KNOXVILLE, Tenn. — One Knox Collective's TOPSoccer program provided the opportunity for children with special needs to play "Adaptive Soccer."
For two hours children with special needs, their families and more joined together to play soccer.
"What do you love about it?" asked Katie Gleason to her son Sawyer. "That I get to run around and play with my teammates," Sawyer said.
Sawyer is just one of many kids who showed off their soccer skills.
"It's super fun, especially like seeing Sawyer score goals. It's just always happy," Dawson Roufs, a soccer player who attended, said.
The importance of events like these is felt by the families who participated.
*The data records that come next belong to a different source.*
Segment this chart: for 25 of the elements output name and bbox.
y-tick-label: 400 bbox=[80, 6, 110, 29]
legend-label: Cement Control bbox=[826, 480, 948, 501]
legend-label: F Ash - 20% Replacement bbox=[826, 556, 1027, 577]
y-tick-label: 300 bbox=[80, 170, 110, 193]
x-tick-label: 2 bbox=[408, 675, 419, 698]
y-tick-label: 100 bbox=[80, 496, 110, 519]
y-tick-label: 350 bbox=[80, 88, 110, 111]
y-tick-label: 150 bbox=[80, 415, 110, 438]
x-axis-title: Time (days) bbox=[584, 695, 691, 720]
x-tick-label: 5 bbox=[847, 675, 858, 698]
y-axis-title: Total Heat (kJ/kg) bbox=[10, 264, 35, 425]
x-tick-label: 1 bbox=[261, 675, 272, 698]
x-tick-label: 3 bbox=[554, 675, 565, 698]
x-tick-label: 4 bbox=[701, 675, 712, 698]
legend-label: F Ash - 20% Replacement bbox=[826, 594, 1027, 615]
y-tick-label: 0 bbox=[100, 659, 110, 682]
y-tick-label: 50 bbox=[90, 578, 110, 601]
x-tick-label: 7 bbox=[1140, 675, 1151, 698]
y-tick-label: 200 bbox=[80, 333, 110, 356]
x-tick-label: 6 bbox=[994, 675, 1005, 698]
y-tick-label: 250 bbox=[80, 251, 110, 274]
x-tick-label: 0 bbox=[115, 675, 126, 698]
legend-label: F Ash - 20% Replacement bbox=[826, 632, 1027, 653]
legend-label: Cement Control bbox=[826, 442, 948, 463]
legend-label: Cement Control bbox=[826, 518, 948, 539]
"It's important for other kids to be around people with disabilities. I think it's good for the for the whole community," Gleason said.
Children smiled as they played with their friends and put the ball in the back of the net.
"The smiles on the kids' faces, the smiles that you see on their face that the amount they're kicking the ball and just enjoying it," Victoria Weinhandl, Girls Associate director of coaching said.
Weinhandle said events like these remind her of the impact soccer can have on people.
"For me, it's everything," she said. "I actually have a nephew in St. Louis who is autistic. So it really touches my heart to be able to give these kids something to play, somewhere to go, something to do, something just for them."
The families of the kids involved recognized the importance of adaptive soccer.
"It's just really awesome to see them, to get to experience something that so many kids get to do all the time, to be fully included and accepted," Gleason said. "It means the world to us."
One Knox Collective is planning to host a six-week course in the spring next year.